La résurgence des intérêts nationaux et la renationalisation des politiques étrangères redeviennent donc les éléments déterminants des comportements et des positionnements des États sur la scène internationale, au moment même où les impératifs de la gouvernance mondiale sont accrus. Dans cette configuration classique, il nous faut en effet redécouvrir quelques règles communes minimales de conduites guidées, en premier lieu, par la survie de la planète. Tout d’abord, la gestion commune des questions nucléaires reste primordiale. Si la maîtrise de l’arme nucléaire, tant la logique de la dissuasion que la limitation de sa production, avait été largement assurée pendant la guerre froide, depuis les années 2000, le système international de non-prolifération basé sur le TNP est fragilisé. La multipolarité serait autrement plus instable si elle devait s’accompagner d’une nouvelle prolifération, notamment au Moyen-Orient. Il est donc urgent pour les grands de redéfinir et de régenter la maîtrise nucléaire. Ensuite, les défis climatiques impliquent sinon l’urgence de l’action collective, du moins la congruence des conduites nationales. Les ratios d’émissions ne peuvent continuer ni à se creuser en termes relatifs, ni à augmenter en termes absolus, sans provoquer à la fois des déséquilibres régionaux et une catastrophe globale.

 

La multipolarité sera certes plus malheureuse que les brèves années de l’unipolarité américaine.
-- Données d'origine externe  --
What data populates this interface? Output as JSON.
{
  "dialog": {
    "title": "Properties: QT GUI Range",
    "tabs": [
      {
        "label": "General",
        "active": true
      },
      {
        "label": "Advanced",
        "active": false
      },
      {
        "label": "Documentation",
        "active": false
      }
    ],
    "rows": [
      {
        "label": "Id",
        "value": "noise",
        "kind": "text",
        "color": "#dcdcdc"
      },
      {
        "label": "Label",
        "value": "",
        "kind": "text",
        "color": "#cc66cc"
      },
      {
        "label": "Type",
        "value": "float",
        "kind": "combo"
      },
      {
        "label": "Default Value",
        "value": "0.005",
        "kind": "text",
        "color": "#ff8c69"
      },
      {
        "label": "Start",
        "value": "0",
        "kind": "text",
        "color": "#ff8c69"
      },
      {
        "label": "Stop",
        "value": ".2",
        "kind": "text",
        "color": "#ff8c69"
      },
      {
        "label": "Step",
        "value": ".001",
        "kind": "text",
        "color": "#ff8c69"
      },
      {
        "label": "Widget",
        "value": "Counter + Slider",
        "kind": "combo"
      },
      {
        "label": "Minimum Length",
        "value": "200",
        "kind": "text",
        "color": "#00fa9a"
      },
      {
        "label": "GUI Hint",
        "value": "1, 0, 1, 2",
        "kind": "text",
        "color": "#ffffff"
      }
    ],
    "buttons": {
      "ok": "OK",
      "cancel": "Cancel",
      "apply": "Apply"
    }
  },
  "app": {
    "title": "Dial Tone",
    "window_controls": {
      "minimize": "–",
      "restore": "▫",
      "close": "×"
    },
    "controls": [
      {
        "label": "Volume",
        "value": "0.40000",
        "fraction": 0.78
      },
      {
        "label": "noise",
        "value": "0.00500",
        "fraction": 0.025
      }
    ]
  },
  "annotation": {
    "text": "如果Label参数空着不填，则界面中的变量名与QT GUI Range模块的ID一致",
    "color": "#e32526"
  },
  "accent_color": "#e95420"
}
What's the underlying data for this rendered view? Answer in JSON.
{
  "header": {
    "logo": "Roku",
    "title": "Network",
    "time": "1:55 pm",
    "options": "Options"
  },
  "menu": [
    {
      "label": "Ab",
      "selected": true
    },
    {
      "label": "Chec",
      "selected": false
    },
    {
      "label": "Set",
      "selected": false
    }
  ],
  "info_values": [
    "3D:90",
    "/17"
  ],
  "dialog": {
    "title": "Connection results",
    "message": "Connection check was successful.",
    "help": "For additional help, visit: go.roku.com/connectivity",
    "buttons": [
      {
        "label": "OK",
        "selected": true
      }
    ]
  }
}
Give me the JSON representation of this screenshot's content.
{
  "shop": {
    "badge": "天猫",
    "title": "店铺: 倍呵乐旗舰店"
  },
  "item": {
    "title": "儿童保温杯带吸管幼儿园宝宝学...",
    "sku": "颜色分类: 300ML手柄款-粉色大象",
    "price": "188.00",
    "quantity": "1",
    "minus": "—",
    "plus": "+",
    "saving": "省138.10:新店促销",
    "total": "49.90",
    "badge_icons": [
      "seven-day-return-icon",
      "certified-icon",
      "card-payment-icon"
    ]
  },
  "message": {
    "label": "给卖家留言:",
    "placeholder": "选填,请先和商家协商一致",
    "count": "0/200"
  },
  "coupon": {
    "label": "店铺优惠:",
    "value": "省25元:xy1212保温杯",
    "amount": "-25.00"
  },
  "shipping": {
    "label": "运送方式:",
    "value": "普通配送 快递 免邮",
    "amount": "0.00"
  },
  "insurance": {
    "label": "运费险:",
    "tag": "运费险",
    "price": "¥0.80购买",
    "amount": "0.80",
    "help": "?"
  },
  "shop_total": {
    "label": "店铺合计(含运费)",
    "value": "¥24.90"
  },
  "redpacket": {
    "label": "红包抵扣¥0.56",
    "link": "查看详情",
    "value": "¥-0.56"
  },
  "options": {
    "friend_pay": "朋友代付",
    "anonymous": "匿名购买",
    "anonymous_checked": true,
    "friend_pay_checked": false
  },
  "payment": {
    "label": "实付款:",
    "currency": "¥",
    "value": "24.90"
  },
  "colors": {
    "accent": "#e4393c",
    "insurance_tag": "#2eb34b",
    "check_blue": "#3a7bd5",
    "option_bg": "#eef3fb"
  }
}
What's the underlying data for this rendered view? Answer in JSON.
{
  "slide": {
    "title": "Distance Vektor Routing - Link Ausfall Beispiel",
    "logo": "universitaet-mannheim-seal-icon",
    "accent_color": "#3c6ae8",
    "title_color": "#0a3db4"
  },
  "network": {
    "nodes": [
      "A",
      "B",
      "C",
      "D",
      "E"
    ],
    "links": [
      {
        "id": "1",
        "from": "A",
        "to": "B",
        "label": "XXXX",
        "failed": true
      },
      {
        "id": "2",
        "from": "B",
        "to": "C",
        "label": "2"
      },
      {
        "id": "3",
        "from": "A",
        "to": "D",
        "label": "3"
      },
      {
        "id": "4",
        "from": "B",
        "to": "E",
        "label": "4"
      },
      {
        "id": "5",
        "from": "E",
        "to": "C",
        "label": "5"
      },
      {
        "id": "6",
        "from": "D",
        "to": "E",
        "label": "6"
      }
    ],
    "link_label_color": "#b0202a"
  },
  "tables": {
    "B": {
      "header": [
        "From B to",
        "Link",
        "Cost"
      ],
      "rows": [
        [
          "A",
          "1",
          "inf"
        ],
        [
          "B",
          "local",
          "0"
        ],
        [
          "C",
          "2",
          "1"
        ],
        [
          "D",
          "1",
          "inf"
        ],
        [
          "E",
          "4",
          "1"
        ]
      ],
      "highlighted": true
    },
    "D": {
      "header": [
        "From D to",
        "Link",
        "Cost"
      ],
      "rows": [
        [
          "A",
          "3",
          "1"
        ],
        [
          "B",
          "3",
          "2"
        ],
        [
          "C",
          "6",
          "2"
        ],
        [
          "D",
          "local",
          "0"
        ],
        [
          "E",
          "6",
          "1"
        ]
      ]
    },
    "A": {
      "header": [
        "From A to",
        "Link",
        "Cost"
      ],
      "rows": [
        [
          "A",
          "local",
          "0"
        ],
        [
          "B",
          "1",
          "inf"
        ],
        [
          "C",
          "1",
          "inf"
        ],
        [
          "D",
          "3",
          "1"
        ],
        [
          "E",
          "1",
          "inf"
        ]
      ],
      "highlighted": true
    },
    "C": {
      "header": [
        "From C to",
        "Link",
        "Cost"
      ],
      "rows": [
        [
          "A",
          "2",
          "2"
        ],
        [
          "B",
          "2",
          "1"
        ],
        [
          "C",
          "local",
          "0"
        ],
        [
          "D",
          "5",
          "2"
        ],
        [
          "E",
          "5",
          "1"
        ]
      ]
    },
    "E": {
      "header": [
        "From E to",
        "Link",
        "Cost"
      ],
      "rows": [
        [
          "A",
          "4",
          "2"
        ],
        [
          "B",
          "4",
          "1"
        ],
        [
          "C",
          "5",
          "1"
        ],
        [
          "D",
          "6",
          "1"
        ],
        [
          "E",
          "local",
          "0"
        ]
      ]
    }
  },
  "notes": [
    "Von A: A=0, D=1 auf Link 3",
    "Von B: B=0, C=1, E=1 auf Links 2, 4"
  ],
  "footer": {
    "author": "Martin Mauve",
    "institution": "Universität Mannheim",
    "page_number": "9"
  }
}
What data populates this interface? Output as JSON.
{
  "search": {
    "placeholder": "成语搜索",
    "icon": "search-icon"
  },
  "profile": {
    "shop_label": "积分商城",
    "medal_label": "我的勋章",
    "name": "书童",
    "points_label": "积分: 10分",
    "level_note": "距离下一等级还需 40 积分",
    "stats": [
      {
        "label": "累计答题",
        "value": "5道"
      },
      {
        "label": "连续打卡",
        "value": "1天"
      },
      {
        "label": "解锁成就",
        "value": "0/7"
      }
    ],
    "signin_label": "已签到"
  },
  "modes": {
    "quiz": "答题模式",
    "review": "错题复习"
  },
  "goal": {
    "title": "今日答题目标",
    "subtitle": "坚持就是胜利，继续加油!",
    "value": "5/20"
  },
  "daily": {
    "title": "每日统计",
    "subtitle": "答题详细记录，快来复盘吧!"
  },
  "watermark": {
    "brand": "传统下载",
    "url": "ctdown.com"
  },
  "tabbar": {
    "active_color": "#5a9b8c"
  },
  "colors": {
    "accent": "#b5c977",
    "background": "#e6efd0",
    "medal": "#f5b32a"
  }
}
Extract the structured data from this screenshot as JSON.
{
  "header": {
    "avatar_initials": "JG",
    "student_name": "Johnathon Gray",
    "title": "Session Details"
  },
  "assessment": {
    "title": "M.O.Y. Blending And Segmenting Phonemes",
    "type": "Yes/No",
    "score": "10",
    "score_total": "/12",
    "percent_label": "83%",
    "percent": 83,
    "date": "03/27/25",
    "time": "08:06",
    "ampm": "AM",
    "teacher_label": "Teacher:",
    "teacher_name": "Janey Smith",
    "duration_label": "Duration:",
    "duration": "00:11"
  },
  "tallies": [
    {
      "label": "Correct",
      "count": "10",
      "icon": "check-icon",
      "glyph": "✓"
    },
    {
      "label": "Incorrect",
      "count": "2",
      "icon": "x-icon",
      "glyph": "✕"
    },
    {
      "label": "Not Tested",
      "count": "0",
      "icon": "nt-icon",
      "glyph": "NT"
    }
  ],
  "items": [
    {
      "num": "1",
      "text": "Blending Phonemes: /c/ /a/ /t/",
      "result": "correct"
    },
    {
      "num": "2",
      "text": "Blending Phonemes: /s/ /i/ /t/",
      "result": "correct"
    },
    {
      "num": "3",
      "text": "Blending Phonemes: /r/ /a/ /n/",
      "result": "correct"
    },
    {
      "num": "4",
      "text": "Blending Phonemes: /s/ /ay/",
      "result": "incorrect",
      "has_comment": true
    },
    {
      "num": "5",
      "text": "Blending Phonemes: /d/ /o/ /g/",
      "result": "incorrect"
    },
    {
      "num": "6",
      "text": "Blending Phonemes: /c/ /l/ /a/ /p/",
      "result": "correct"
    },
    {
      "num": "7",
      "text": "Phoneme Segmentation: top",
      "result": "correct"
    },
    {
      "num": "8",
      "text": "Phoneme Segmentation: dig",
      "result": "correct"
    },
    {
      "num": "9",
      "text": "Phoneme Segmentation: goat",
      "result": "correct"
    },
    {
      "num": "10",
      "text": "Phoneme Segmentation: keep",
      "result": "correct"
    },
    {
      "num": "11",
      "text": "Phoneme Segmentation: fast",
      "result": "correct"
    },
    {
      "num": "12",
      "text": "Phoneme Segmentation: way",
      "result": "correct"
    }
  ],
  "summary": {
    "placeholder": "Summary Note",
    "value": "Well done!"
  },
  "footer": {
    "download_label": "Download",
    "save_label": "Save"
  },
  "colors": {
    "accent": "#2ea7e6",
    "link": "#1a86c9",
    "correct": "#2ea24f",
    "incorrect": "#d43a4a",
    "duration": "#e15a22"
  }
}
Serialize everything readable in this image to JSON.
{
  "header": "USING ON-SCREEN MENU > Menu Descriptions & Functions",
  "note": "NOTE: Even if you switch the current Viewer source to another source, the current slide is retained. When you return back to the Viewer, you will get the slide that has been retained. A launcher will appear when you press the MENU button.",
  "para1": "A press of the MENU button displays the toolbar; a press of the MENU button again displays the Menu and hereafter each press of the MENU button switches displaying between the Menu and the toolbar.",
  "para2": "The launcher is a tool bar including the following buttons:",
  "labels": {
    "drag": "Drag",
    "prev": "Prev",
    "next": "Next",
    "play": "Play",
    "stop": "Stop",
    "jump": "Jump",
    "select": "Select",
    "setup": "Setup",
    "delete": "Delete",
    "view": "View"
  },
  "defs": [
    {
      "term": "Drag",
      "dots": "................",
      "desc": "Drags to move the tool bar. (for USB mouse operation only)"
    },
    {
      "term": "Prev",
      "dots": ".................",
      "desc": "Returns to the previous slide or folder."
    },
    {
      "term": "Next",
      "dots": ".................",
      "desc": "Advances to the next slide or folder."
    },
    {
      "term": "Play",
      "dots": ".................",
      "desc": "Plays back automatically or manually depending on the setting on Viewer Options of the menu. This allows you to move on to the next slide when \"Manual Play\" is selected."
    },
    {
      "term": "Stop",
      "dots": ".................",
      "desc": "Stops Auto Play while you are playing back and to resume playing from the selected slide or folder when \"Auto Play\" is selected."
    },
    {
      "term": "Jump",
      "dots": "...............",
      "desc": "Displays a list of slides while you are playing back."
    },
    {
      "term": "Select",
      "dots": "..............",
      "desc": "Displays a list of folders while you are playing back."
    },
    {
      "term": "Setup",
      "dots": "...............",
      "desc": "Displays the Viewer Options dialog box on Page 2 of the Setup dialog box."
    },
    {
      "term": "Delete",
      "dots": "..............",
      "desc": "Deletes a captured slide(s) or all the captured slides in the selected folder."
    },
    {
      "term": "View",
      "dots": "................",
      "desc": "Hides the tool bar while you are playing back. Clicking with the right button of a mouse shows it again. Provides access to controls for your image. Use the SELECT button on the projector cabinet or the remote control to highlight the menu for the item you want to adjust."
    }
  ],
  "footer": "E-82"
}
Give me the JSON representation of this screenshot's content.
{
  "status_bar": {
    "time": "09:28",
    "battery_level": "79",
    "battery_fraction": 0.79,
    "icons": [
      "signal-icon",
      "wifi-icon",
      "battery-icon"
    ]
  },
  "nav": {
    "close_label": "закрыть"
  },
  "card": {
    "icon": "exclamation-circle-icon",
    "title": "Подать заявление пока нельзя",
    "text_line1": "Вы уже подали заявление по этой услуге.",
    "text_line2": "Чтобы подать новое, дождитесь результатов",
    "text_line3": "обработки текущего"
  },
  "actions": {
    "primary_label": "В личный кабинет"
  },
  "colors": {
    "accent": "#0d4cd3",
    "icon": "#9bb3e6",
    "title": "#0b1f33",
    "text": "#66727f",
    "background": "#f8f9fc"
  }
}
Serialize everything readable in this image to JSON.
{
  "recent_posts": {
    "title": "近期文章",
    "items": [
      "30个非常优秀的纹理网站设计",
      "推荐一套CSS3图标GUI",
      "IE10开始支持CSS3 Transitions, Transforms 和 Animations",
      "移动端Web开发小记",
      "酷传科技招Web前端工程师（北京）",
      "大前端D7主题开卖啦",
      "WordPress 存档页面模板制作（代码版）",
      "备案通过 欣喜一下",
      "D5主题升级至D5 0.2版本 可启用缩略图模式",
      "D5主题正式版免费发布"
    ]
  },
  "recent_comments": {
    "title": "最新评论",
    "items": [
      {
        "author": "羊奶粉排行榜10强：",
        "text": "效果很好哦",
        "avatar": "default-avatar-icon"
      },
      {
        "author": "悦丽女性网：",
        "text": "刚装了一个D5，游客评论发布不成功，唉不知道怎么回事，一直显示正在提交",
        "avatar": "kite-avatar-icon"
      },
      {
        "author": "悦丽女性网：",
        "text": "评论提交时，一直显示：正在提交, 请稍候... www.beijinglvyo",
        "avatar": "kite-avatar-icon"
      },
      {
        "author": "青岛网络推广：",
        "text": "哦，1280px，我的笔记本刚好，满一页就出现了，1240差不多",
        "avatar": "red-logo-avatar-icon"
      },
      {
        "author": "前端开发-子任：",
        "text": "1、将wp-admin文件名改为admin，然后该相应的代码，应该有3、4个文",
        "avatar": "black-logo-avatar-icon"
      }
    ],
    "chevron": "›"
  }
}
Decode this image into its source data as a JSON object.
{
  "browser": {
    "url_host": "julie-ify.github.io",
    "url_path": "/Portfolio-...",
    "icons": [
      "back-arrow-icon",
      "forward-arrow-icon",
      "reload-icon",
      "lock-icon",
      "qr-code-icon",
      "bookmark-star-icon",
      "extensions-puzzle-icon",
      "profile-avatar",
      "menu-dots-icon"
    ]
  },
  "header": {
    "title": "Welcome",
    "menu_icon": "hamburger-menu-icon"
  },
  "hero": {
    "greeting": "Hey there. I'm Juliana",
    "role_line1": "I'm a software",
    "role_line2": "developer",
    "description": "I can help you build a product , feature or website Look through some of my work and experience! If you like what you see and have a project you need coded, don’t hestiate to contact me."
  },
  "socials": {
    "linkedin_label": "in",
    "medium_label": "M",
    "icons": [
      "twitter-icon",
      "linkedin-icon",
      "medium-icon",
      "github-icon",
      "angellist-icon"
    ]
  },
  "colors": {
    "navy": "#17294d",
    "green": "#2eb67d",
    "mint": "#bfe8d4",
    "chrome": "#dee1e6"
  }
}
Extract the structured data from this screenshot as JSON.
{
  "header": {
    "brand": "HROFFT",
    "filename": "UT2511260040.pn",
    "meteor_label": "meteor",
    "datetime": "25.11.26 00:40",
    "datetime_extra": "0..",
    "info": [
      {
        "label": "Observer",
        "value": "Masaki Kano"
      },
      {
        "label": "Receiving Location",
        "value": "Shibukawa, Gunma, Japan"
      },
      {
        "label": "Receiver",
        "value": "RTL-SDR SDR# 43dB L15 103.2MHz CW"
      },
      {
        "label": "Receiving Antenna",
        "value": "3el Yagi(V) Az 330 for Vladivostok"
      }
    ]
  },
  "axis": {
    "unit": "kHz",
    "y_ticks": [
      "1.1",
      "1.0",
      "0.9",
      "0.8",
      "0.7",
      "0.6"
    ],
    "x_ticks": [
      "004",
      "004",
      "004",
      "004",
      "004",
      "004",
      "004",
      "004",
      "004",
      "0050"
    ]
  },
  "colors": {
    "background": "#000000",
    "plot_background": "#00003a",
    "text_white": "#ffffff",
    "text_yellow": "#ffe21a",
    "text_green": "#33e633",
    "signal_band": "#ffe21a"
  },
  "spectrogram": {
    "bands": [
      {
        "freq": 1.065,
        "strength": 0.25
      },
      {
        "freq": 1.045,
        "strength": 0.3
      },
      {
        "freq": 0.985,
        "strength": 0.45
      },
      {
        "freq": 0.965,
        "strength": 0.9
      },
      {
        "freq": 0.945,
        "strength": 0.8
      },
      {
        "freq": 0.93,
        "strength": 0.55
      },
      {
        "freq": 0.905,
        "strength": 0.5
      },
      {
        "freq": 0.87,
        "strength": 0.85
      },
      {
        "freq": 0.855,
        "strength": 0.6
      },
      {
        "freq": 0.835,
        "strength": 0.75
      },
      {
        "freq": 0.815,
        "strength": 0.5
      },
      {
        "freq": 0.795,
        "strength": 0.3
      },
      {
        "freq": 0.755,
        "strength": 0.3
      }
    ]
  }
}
Il y a deux siècles, à Vienne, les Européens en avaient apprivoisé les effets en créant un système diplomatique commun de préservation de l’équilibre et de gestion des crises qui, bon an mal an, avait préservé la paix durant près de cent ans. Un tel système semble aujourd’hui hors de portée : il nous manque les implications nécessaires et les accords minimaux. Mais il nous faut redécouvrir les bienfaits de la diplomatie multilatérale, aux ambitions modestes mais concrètes. Dans notre multipolarité hétérogène, nos partenariats et nos coopérations seront certes partiels, mais si nos antagonismes et nos conflits demeurent semblablement limités, alors ils seront suffisants. L’accroissement des égoïsmes nationaux est inévitable sur le court terme, mais veillons à ce que la réduction parallèle du champ diplomatique ne devienne démesurée. La sécurité et la survie de tous en dépendent bien plus qu’on ne le croit.